Tra effetti speciali un po’ vintage (voluti, visto che il film è del 2010), effetti sonori che paiono esser usciti fuori da qualche vecchio videogame coin-op degli anni ’80-’90, ed il riciclo degli zombie che compaiono in scene differenti ma che temporalmente dovrebbero essere in contemporanea, si evincono un paio di fondamentali nozioni. La prima, è che il film non rende merito al titolo, perché di “tits” realmente “big” non se ne vedono (NdR: a dire il vero non se ne vedono quasi per nulla in generale e di qualsivoglia misura, se non contiamo le due scene in croce tra l’altro forzatissime). Al massimo infatti si sarebbe potuto chiamare Great Ass Zombie, visto che ce ne sono un paio davvero notevoli tra le protagoniste (NdR: orsù, non fate quella faccia, siam maschietti, non prendiamoci in giro con della falsa ipocrisia e del perbenismo spiccio, btz1perché se sta un bel fondoschiena in giro, può anche venir giù il finimondo, ma una “spizzata” prima o poi la danno tutti). Infine, la seconda fondamentale nozione, è che no, non è un porno.
Perso quindi un altro 20% tra i possibili lettori con la seconda nozione, cerchiamo di indirizzarci verso una conclusione che sia quanto meno esaustiva sul livello della pellicola (ehm… coff coff…). Diciamo quindi che la definizione B-Movie è quantomeno ottimistica, ma di sicuro, non lo posso negare, ho visto di peggio. In Giappone chiaramente film di questo genere vanno sicuramente molto di più che qui da noi, e l’affidare i ruoli principali a delle idol più o meno famose o a quelle più popolari del momento, è praticamente normale come in Italia far condurre programmi inutili a Barbara D’Urso. Il plot del film è abbastanza classico e scontato, ma anche altamente inverosimile per come siamo abituati a vedere i morti viventi.

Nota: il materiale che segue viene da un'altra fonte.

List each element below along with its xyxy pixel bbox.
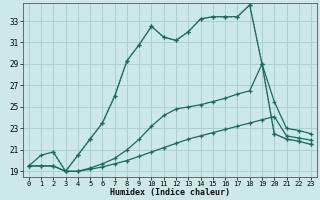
X-axis label: Humidex (Indice chaleur): Humidex (Indice chaleur)	[110, 188, 230, 197]
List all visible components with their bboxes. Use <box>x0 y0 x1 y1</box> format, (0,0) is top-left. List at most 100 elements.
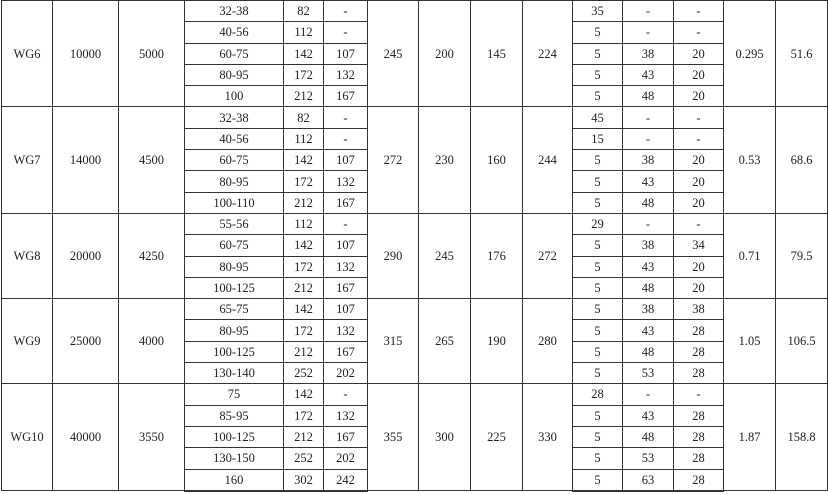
bore-cell: 55-56 <box>184 212 284 236</box>
bore-cell: 252 <box>283 447 324 470</box>
dimension-cell: 280 <box>522 298 573 385</box>
table-row: 100-125 212 167 5 48 28 <box>2 340 828 364</box>
bore-cell: - <box>323 0 368 23</box>
sub-dimension-cell: - <box>673 0 724 23</box>
bore-cell: 142 <box>283 149 324 172</box>
speed-cell: 4000 <box>118 298 185 385</box>
bore-cell: 82 <box>283 0 324 23</box>
sub-dimension-cell: 5 <box>572 468 623 492</box>
model-cell: WG7 <box>1 106 53 214</box>
bore-cell: - <box>323 127 368 151</box>
mass-cell: 106.5 <box>775 298 828 385</box>
sub-dimension-cell: - <box>622 127 674 151</box>
sub-dimension-cell: 28 <box>673 362 724 385</box>
sub-dimension-cell: 5 <box>572 255 623 278</box>
speed-cell: 5000 <box>118 0 185 108</box>
bore-cell: 142 <box>283 234 324 257</box>
bore-cell: 172 <box>283 170 324 193</box>
bore-cell: 242 <box>323 468 368 492</box>
bore-cell: 65-75 <box>184 298 284 321</box>
sub-dimension-cell: 35 <box>572 0 623 23</box>
sub-dimension-cell: 15 <box>572 127 623 151</box>
bore-cell: 212 <box>283 276 324 300</box>
table-row: WG8 20000 4250 55-56 112-290 245 176 272 29- -0.7… <box>1 212 828 300</box>
table-row: 85-95 172 132 5 43 28 <box>2 404 828 427</box>
bore-cell: 160 <box>184 468 284 492</box>
sub-dimension-cell: - <box>622 212 674 236</box>
bore-cell: 107 <box>323 298 368 321</box>
sub-dimension-cell: - <box>622 383 674 406</box>
sub-dimension-cell: 5 <box>572 298 623 321</box>
dimension-cell: 315 <box>367 298 419 385</box>
table-row: WG7 14000 4500 32-38 82-272 230 160 244 45- -0.53… <box>1 106 828 214</box>
dimension-cell: 230 <box>418 106 471 214</box>
sub-dimension-cell: - <box>673 212 724 236</box>
bore-cell: 80-95 <box>184 170 284 193</box>
inertia-cell: 1.05 <box>723 298 776 385</box>
sub-dimension-cell: 38 <box>622 298 674 321</box>
table-row: 80-95 172 132 5 43 20 <box>2 63 828 87</box>
bore-cell: 167 <box>323 85 368 108</box>
bore-cell: 85-95 <box>184 404 284 427</box>
bore-cell: 132 <box>323 319 368 342</box>
sub-dimension-cell: 5 <box>572 42 623 65</box>
bore-cell: 212 <box>283 85 324 108</box>
sub-dimension-cell: 20 <box>673 85 724 108</box>
sub-dimension-cell: 5 <box>572 85 623 108</box>
mass-cell: 51.6 <box>775 0 828 108</box>
dimension-cell: 300 <box>418 383 471 492</box>
sub-dimension-cell: 5 <box>572 21 623 44</box>
table-row: 60-75 142 107 5 38 20 <box>2 42 828 65</box>
dimension-cell: 176 <box>470 212 523 300</box>
sub-dimension-cell: 20 <box>673 191 724 214</box>
sub-dimension-cell: 5 <box>572 149 623 172</box>
sub-dimension-cell: 43 <box>622 404 674 427</box>
bore-cell: 82 <box>283 106 324 129</box>
table-row: WG9 25000 4000 65-75 142 107 315 265 190 280 5 38 38… <box>1 298 828 385</box>
sub-dimension-cell: 48 <box>622 340 674 364</box>
inertia-cell: 0.295 <box>723 0 776 108</box>
sub-dimension-cell: 5 <box>572 276 623 300</box>
sub-dimension-cell: 5 <box>572 319 623 342</box>
dimension-cell: 272 <box>522 212 573 300</box>
bore-cell: 130-140 <box>184 362 284 385</box>
torque-cell: 25000 <box>52 298 119 385</box>
sub-dimension-cell: - <box>673 106 724 129</box>
sub-dimension-cell: 5 <box>572 362 623 385</box>
bore-cell: 167 <box>323 340 368 364</box>
dimension-cell: 190 <box>470 298 523 385</box>
sub-dimension-cell: 20 <box>673 170 724 193</box>
speed-cell: 4250 <box>118 212 185 300</box>
model-cell: WG10 <box>1 383 53 492</box>
bore-cell: 172 <box>283 404 324 427</box>
bore-cell: 112 <box>283 21 324 44</box>
table-row: WG6 10000 5000 32-38 82-245 200 145 224 35- -0.29… <box>1 0 828 108</box>
inertia-cell: 0.71 <box>723 212 776 300</box>
dimension-cell: 160 <box>470 106 523 214</box>
bore-cell: 32-38 <box>184 106 284 129</box>
bore-cell: 60-75 <box>184 149 284 172</box>
dimension-cell: 244 <box>522 106 573 214</box>
sub-dimension-cell: 20 <box>673 149 724 172</box>
sub-dimension-cell: 28 <box>673 404 724 427</box>
bore-cell: 80-95 <box>184 255 284 278</box>
bore-cell: 40-56 <box>184 127 284 151</box>
sub-dimension-cell: 5 <box>572 170 623 193</box>
bore-cell: 107 <box>323 234 368 257</box>
bore-cell: 212 <box>283 340 324 364</box>
bore-cell: 80-95 <box>184 63 284 87</box>
sub-dimension-cell: 5 <box>572 63 623 87</box>
bore-cell: 132 <box>323 170 368 193</box>
sub-dimension-cell: 38 <box>622 234 674 257</box>
torque-cell: 14000 <box>52 106 119 214</box>
bore-cell: - <box>323 21 368 44</box>
model-cell: WG6 <box>1 0 53 108</box>
table-row: 100-125 212 167 5 48 20 <box>2 276 828 300</box>
sub-dimension-cell: 43 <box>622 170 674 193</box>
dimension-cell: 330 <box>522 383 573 492</box>
model-cell: WG8 <box>1 212 53 300</box>
sub-dimension-cell: 5 <box>572 234 623 257</box>
sub-dimension-cell: 20 <box>673 63 724 87</box>
sub-dimension-cell: 34 <box>673 234 724 257</box>
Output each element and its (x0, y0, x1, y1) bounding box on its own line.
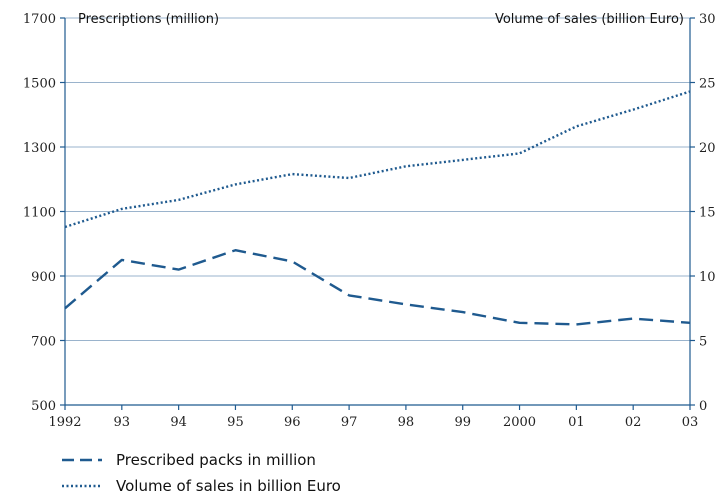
left-tick-label: 700 (31, 335, 56, 350)
right-ticks: 0 5 10 15 20 25 30 (690, 12, 716, 414)
x-tick-label: 03 (682, 415, 699, 430)
series (65, 92, 690, 325)
right-tick-label: 20 (699, 141, 716, 156)
legend-item-prescribed: Prescribed packs in million (62, 447, 341, 473)
x-tick-label: 99 (454, 415, 471, 430)
legend: Prescribed packs in million Volume of sa… (62, 447, 341, 499)
legend-swatch-dotted (62, 481, 102, 491)
x-tick-label: 97 (341, 415, 358, 430)
right-tick-label: 25 (699, 77, 716, 92)
left-tick-label: 1300 (23, 141, 56, 156)
x-tick-label: 93 (114, 415, 131, 430)
x-ticks: 1992 93 94 95 96 97 98 99 2000 01 02 03 (48, 405, 698, 430)
series-line-prescribed (65, 250, 690, 324)
right-tick-label: 10 (699, 270, 716, 285)
left-tick-label: 1700 (23, 12, 56, 27)
x-tick-label: 02 (625, 415, 642, 430)
right-tick-label: 15 (699, 206, 716, 221)
left-tick-label: 1500 (23, 77, 56, 92)
legend-label-prescribed: Prescribed packs in million (116, 451, 316, 469)
x-tick-label: 94 (170, 415, 187, 430)
legend-item-sales: Volume of sales in billion Euro (62, 473, 341, 499)
left-tick-label: 900 (31, 270, 56, 285)
x-tick-label: 1992 (48, 415, 81, 430)
right-tick-label: 30 (699, 12, 716, 27)
x-tick-label: 01 (568, 415, 585, 430)
right-tick-label: 0 (699, 399, 707, 414)
right-tick-label: 5 (699, 335, 707, 350)
series-line-sales (65, 92, 690, 228)
x-tick-label: 98 (398, 415, 415, 430)
x-tick-label: 2000 (503, 415, 536, 430)
left-axis-title: Prescriptions (million) (78, 12, 219, 27)
left-ticks: 500 700 900 1100 1300 1500 1700 (23, 12, 65, 414)
left-tick-label: 1100 (23, 206, 56, 221)
legend-label-sales: Volume of sales in billion Euro (116, 477, 341, 495)
legend-swatch-dashed (62, 455, 102, 465)
grid (65, 18, 690, 341)
x-tick-label: 96 (284, 415, 301, 430)
left-tick-label: 500 (31, 399, 56, 414)
right-axis-title: Volume of sales (billion Euro) (495, 12, 684, 27)
x-tick-label: 95 (227, 415, 244, 430)
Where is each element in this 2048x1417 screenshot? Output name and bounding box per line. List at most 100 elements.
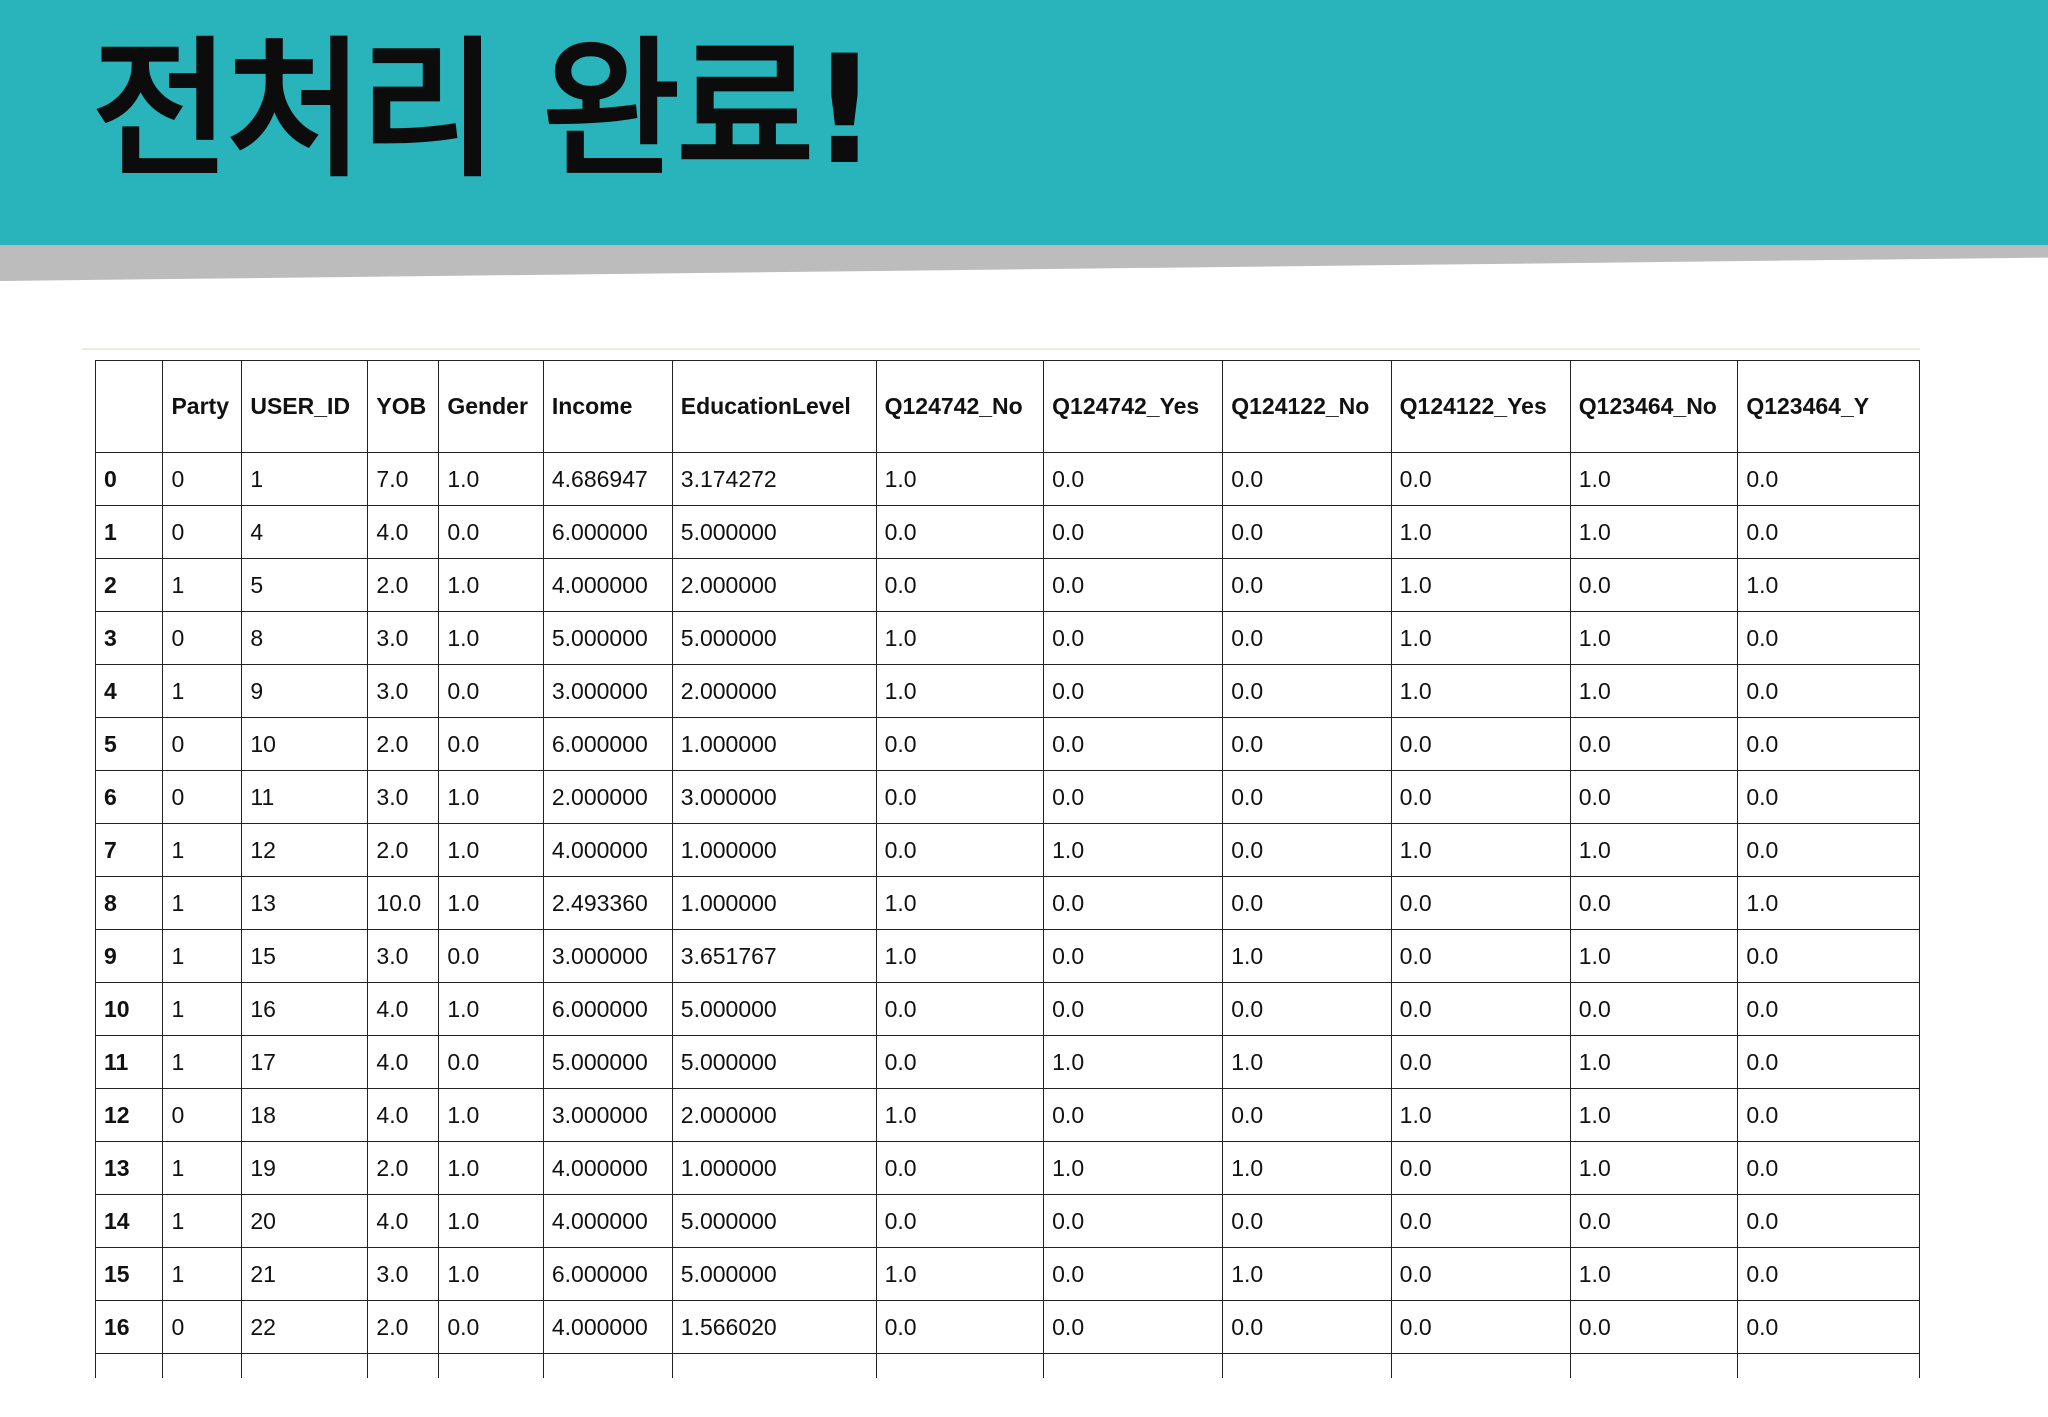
- table-cell: 0.0: [438, 664, 544, 718]
- table-cell: 0.0: [1222, 452, 1392, 506]
- table-cell-empty: [95, 1353, 164, 1378]
- table-cell: 1.0: [438, 452, 544, 506]
- table-cell: 22: [241, 1300, 369, 1354]
- table-row: 3 0 8 3.0 1.0 5.000000 5.000000 1.0 0.0 0.0 1.0 1.0…: [95, 611, 1920, 665]
- table-cell: 1.0: [1569, 1035, 1739, 1089]
- table-cell: 4.000000: [542, 1300, 673, 1354]
- table-cell: 1: [162, 1194, 243, 1248]
- table-cell: 12: [241, 823, 369, 877]
- table-cell: 0.0: [1737, 1088, 1920, 1142]
- table-cell-empty: [1390, 1353, 1571, 1378]
- table-cell: 1.0: [875, 611, 1045, 665]
- table-cell: 1.0: [1390, 505, 1571, 559]
- table-cell: 1.0: [1737, 876, 1920, 930]
- table-cell: 0.0: [1737, 611, 1920, 665]
- table-cell: 4.0: [367, 1194, 440, 1248]
- table-cell: 1: [162, 823, 243, 877]
- table-viewport: Party USER_ID YOB Gender Income Educatio…: [95, 360, 1920, 1378]
- table-cell-empty: [162, 1353, 243, 1378]
- table-cell: 1.0: [438, 770, 544, 824]
- table-row: 13 1 19 2.0 1.0 4.000000 1.000000 0.0 1.0 1.0 0.0 1…: [95, 1141, 1920, 1195]
- table-cell: 1: [162, 558, 243, 612]
- table-cell: 1.0: [875, 1088, 1045, 1142]
- table-cell: 1.0: [1569, 611, 1739, 665]
- table-cell: 1.0: [438, 1194, 544, 1248]
- table-cell: 5.000000: [671, 505, 877, 559]
- table-cell: 0: [162, 770, 243, 824]
- table-cell: 0.0: [1222, 1088, 1392, 1142]
- table-cell: 0: [162, 611, 243, 665]
- table-cell: 3.651767: [671, 929, 877, 983]
- table-cell: 0.0: [1737, 770, 1920, 824]
- table-cell: 1.0: [875, 664, 1045, 718]
- table-cell: 4.0: [367, 1088, 440, 1142]
- table-cell: 1.000000: [671, 1141, 877, 1195]
- table-cell: 0.0: [1569, 876, 1739, 930]
- table-cell: 1.0: [1043, 1035, 1224, 1089]
- table-cell: 0.0: [1737, 1300, 1920, 1354]
- slide-title: 전처리 완료!: [92, 24, 879, 198]
- table-cell: 15: [241, 929, 369, 983]
- table-row: 11 1 17 4.0 0.0 5.000000 5.000000 0.0 1.0 1.0 0.0 1…: [95, 1035, 1920, 1089]
- table-cell: 0.0: [1569, 770, 1739, 824]
- table-cell: 0.0: [875, 717, 1045, 771]
- table-cell-empty: [671, 1353, 877, 1378]
- table-cell: 0.0: [1222, 982, 1392, 1036]
- table-cell: 1.0: [1043, 823, 1224, 877]
- table-row: 2 1 5 2.0 1.0 4.000000 2.000000 0.0 0.0 0.0 1.0 0.0…: [95, 558, 1920, 612]
- table-cell: 0.0: [1569, 717, 1739, 771]
- table-cell: 2.493360: [542, 876, 673, 930]
- table-cell: 0.0: [1569, 982, 1739, 1036]
- table-cell: 1.0: [1390, 823, 1571, 877]
- table-cell: 0.0: [1737, 717, 1920, 771]
- table-cell: 2.000000: [671, 1088, 877, 1142]
- table-cell: 0.0: [438, 1300, 544, 1354]
- table-row: 1 0 4 4.0 0.0 6.000000 5.000000 0.0 0.0 0.0 1.0 1.0…: [95, 505, 1920, 559]
- row-index: 2: [95, 558, 164, 612]
- table-cell: 0.0: [1737, 1194, 1920, 1248]
- table-cell: 0.0: [875, 982, 1045, 1036]
- table-cell: 0.0: [875, 770, 1045, 824]
- table-cell: 2.000000: [542, 770, 673, 824]
- table-cell: 0.0: [1222, 823, 1392, 877]
- table-cell: 5.000000: [671, 1035, 877, 1089]
- table-cell-empty: [1737, 1353, 1920, 1378]
- table-cell: 0.0: [1043, 505, 1224, 559]
- table-row: 4 1 9 3.0 0.0 3.000000 2.000000 1.0 0.0 0.0 1.0 1.0…: [95, 664, 1920, 718]
- table-cell: 7.0: [367, 452, 440, 506]
- table-cell: 1.0: [875, 452, 1045, 506]
- table-cell: 3.000000: [542, 929, 673, 983]
- table-cell: 1.0: [1390, 611, 1571, 665]
- header-party: Party: [162, 360, 243, 453]
- table-cell: 0: [162, 505, 243, 559]
- table-cell: 2.0: [367, 1300, 440, 1354]
- table-cell: 0.0: [875, 505, 1045, 559]
- table-cell: 0.0: [1222, 664, 1392, 718]
- table-cell: 1.000000: [671, 717, 877, 771]
- table-cell: 1: [162, 1247, 243, 1301]
- table-cell: 3.0: [367, 611, 440, 665]
- row-index: 3: [95, 611, 164, 665]
- header-q124742-yes: Q124742_Yes: [1043, 360, 1224, 453]
- table-cell: 0.0: [1737, 1141, 1920, 1195]
- table-cell: 0.0: [1569, 1194, 1739, 1248]
- table-cell: 10: [241, 717, 369, 771]
- table-cell: 3.174272: [671, 452, 877, 506]
- table-cell: 0.0: [1390, 1300, 1571, 1354]
- table-cell: 4.000000: [542, 823, 673, 877]
- table-cell: 1.0: [1569, 505, 1739, 559]
- table-cell: 4: [241, 505, 369, 559]
- table-cell: 3.0: [367, 770, 440, 824]
- table-cell: 4.000000: [542, 558, 673, 612]
- header-q123464-yes: Q123464_Y: [1737, 360, 1920, 453]
- table-row: 8 1 13 10.0 1.0 2.493360 1.000000 1.0 0.0 0.0 0.0 0…: [95, 876, 1920, 930]
- table-cell: 3.0: [367, 664, 440, 718]
- table-cell: 0.0: [1043, 611, 1224, 665]
- table-cell: 4.0: [367, 1035, 440, 1089]
- table-cell: 1.0: [1569, 823, 1739, 877]
- table-cell: 1: [162, 1035, 243, 1089]
- table-cell: 18: [241, 1088, 369, 1142]
- table-cell: 3.000000: [542, 664, 673, 718]
- table-cell: 0.0: [1043, 717, 1224, 771]
- table-cell: 2.0: [367, 1141, 440, 1195]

Alcuni di quelli presenti nel film infatti, sono praticamente in grado di combattere con la katana, sparare o anche usare velocissimi colpi di arti marziali; in pratica nel cast mancava giusto di vedere la versione zombie del ninja viola di The Gamers, film che invece è praticamente un capolavoro.
Morale della favola, se proprio avete un’ora e tredici minuti circa da perdere, fate pure, ma io vi ho avvisato: NON È UN PORNO!!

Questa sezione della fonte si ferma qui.